O estudo atual, publicado hoje na Science, foi o primeiro a encontrar e descrever o mineral dominante na Terra. Segundo um dos autores da pesquisa, o geólogo Oliver Tschauner, da Universidade de Nevada-Las Vegas, nos Estados Unidos, a descoberta encerra uma busca de mais de um século e torna o estudo do interior da Terra mais completo.

“Até agora, a petrologia, o estudo das propriedades químicas e físicas do manto inferior, era baseado somente em experimentos de simulação, enquanto o estudo da crosta terrestre e do manto superior se baseiam em experimentos e amostras naturais”, diz. “O estudo das camadas mais profundas estava incompleto e ter uma amostra natural preenche essa lacuna.”

Os pesquisadores usaram raios X para analisar a estrutura e a composição do mineral. Tschauner conta que a bridgmanita pura é incolor e tem um brilho vítreo e que, no interior da Terra, provavelmente apresenta uma cor marrom-avermelhada, devido à mistura com ferro e aço. A aparência, no entanto, não pode ser comprovada no meteorito. “As amostras naturais encontradas são tão pequenas que não é possível ver a cor”, conta. Segundo o cientista, os grãos identificados medem menos de 1 micrômetro, até 150 vezes menos que a espessura de um fio de cabelo.

Estrutura
Os cientistas analisaram o mineral com raios X e determinaram a sua estrutura cristalina. (foto: Chi Ma/ Caltech)

A bridgmanita já tinha sido sintetizada em experimentos anteriores, mas, para ser considerada oficialmente um mineral e ganhar um nome, era preciso ter uma amostra natural do mineral caracterizada. O pedido de batismo foi aceito pela Associação Internacional de Mineralogia em junho.

O nome bridgmanita é uma homenagem ao físico norte-americano Percy W. Bridgman (1882-1961), laureado com o Nobel de Física em 1946 por sua contribuição ao estudo de mineralogia de altas pressões. Foi ele quem tornou possível os experimentos de simulação de temperatura e pressão do interior da Terra ao criar, há mais de 100 anos, um dispositivo capaz de gerar uma pressão 100 mil vezes maior do que a que estamos submetidos ao nível do mar.

A busca continua

Segundo outro pesquisador envolvido no estudo, Chi Ma, do Instituto de Tecnologia da Califórnia (Caltech), a caracterização do mineral pode ajudar a entender melhor a dinâmica do interior do nosso planeta. “A descoberta da bridgmanita natural não só nos dá informações sobre as condições de impacto dos meteoritos, mas também pode nos ajudar a desvendar os mecanismos de transformação de minerais dentro da Terra”, afirma.

Camadas
Acredita-se que a bridgmanita seja encontrada no manto inferior da Terra. (imagem: Science)
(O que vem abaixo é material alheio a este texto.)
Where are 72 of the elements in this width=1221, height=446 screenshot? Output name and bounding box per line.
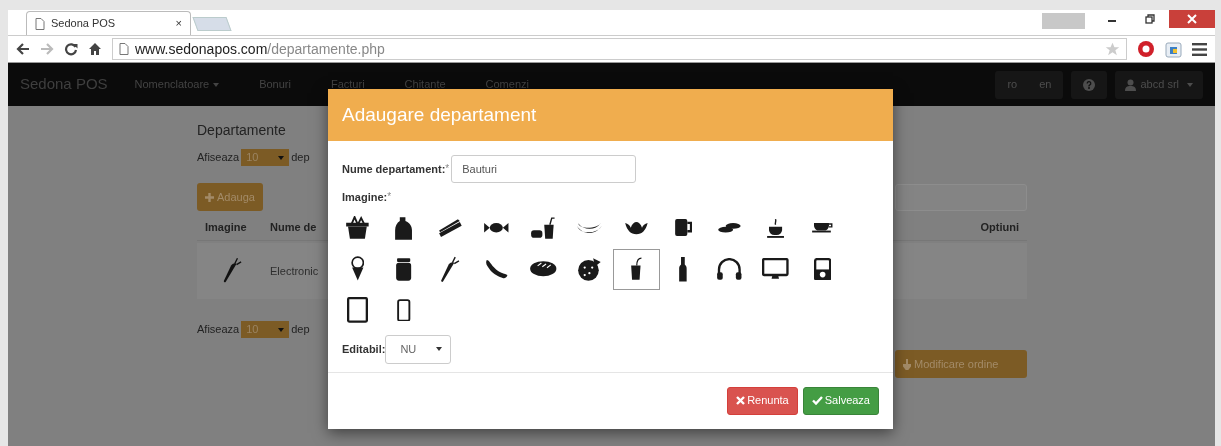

Alguns materiais do interior da Terra, como os diamantes, chegam até a superfície, mas a maioria dos minerais das camadas mais profundas não resiste a essa jornada. Os cientistas ainda têm pelo menos dois minerais para os quais ainda não foram encontradas amostras naturais: o CaSiO3, da mesma camada que a bridgmanita, e a pós-perovskita, que ocorre entre o manto inferior e o núcleo de ferro do planeta.

“São minerais de menor quantidade na composição do manto, mas são fundamentais para entender a distribuição de calor no interior da Terra”, diz Tschauner. O jeito é esperar.